Methods you probably don't need to use
These are not meant for general consumption but are available anyway. Probably best to avoid them :)
- update_stats_pct
-
This method will force an update of the idle statistic.
- dump_stats
-
Print the string returned by stats to STDERR. This may be used in the run_on_update callback to see diagnostics as processes are run:
$pm->run_on_update(\&Parallel::ForkManager::Scaled::dump_stats)
EXAMPLES
These examples are also provided in the examples/ directory of this distribution.
Maximize CPU usage
see: examples/prun.pl
Run shell commands that are passed into the program and try to keep the CPU busy, i.e. 0% idle
use Parallel::ForkManager::Scaled;
my $pm = Parallel::ForkManager::Scaled->new(
run_on_update => \&Parallel::ForkManager::Scaled::dump_stats
);
# just to be sure we can saturate the CPU
$pm->hard_max_procs($pm->ncpus * 4);
$pm->set_waitpid_blocking_sleep(0);
while (<>) {
chomp;
$pm->start and next;
# In the child now, run the shell process
system $_;
$pm->finish;
}
Dummy Load
see: examples/dummy_load.pl
This example provides a way to test the capabilities of this module.
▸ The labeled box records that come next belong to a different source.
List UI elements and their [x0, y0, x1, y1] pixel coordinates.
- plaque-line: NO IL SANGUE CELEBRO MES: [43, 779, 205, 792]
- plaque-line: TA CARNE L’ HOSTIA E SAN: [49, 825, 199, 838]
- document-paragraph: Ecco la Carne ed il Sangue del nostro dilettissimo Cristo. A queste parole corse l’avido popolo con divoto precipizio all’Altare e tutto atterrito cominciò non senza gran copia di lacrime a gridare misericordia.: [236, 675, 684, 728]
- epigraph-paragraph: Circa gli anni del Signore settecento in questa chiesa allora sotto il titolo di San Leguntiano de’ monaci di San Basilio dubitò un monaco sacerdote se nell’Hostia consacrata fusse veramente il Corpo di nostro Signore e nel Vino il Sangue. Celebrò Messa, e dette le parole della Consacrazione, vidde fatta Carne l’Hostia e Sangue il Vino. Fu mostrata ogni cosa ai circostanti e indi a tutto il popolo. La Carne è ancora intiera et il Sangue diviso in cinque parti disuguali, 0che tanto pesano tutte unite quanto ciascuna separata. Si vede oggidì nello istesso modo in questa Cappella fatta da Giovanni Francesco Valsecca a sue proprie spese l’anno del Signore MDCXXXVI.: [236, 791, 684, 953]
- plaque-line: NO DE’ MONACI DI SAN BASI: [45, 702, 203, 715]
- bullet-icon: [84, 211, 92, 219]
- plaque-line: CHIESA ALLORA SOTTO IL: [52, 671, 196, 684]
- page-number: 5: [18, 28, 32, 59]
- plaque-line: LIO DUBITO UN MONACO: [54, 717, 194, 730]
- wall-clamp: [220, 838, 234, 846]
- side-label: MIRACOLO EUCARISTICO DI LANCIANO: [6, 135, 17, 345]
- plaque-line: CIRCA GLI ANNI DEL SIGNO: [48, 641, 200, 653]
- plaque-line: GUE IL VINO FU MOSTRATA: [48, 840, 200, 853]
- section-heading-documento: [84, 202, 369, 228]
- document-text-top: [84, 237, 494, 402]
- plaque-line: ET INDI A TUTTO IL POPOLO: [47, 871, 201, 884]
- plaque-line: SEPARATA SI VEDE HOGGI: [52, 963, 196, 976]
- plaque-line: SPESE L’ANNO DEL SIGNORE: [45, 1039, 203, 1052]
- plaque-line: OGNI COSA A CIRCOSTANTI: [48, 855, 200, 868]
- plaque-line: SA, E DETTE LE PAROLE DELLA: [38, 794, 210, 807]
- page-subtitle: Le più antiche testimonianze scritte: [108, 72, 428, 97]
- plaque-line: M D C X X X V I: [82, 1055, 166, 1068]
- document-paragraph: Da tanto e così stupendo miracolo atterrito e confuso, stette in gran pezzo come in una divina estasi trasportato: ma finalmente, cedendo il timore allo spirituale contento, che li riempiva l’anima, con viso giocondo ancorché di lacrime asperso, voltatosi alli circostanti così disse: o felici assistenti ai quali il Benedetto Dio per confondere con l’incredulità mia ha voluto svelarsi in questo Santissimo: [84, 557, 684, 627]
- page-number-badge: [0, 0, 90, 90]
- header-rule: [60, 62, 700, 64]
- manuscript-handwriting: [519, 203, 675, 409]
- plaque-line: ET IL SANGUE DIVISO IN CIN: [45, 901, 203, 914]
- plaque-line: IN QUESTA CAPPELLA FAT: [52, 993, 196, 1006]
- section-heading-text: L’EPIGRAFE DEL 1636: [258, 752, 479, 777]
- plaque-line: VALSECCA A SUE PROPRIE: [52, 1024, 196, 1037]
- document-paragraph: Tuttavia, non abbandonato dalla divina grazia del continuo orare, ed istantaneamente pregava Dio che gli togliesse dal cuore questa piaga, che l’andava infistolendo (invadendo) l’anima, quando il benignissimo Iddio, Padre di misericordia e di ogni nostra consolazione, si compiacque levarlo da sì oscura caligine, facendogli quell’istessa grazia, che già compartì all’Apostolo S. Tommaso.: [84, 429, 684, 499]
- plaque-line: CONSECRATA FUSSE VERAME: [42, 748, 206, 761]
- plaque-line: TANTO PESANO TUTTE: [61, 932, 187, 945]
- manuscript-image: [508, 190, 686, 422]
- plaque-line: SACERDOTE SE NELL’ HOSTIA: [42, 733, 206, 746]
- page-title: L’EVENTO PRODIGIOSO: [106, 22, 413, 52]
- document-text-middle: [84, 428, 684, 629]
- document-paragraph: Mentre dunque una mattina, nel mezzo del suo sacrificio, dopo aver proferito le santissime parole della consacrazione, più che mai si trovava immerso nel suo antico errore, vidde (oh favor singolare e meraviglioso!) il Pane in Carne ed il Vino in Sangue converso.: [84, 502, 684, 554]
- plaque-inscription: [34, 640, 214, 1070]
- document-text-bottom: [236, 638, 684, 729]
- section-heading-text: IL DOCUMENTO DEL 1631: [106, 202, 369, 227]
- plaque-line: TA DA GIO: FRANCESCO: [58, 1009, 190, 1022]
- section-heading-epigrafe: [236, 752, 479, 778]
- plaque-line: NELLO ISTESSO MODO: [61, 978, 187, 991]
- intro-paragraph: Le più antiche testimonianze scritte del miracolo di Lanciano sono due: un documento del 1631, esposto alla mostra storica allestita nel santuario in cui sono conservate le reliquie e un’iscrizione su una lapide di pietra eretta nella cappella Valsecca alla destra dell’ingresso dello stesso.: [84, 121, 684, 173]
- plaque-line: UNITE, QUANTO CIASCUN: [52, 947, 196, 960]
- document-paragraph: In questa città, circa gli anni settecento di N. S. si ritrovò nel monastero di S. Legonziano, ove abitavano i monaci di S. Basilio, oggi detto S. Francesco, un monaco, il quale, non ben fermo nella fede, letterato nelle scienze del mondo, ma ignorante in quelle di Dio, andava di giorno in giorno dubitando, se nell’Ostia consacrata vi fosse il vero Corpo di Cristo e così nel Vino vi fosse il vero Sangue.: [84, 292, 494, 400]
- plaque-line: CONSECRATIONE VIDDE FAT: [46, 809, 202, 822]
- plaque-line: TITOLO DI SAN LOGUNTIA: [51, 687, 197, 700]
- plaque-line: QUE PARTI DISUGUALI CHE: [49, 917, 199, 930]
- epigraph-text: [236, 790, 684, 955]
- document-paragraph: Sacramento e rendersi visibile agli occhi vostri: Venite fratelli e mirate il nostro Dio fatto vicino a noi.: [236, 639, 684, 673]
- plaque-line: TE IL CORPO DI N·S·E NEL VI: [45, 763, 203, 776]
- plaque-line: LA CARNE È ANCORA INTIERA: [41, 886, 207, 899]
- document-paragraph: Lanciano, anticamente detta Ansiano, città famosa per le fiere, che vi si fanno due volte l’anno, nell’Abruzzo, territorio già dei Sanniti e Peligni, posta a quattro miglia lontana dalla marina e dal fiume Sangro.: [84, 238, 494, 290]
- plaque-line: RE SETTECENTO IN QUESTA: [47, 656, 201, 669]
Try changing the idle_target and other settings to see the effect.
use Parallel::ForkManager::Scaled;
my $pm = Parallel::ForkManager::Scaled->new(
run_on_update => \&Parallel::ForkManager::Scaled::dump_stats,
idle_target => 50,
);
$pm->set_waitpid_blocking_sleep(0);
for my $i (0..1000) {
$pm->start and next;
my $start = time;
srand($$);
my $lifespan = 5+int(rand(10));
# Keep the CPU busy until it's time to exit
while (time - $start < $lifespan) {
my $a = time;
my $b = $a^time/3;
}
$pm->finish;
}
NOTES
Currently this module only works on systems where Unix::Statgrab is available, which is probably any system where the libstatgrab library can compile.
AUTHOR
Jason McCarver <slam@parasite.cc>
SEE ALSO
COPYRIGHT AND LICENSE
This software is copyright (c) 2016 by Jason McCarver
This is free software; you can redistribute it and/or modify it under the same terms as the Perl 5 programming language system itself.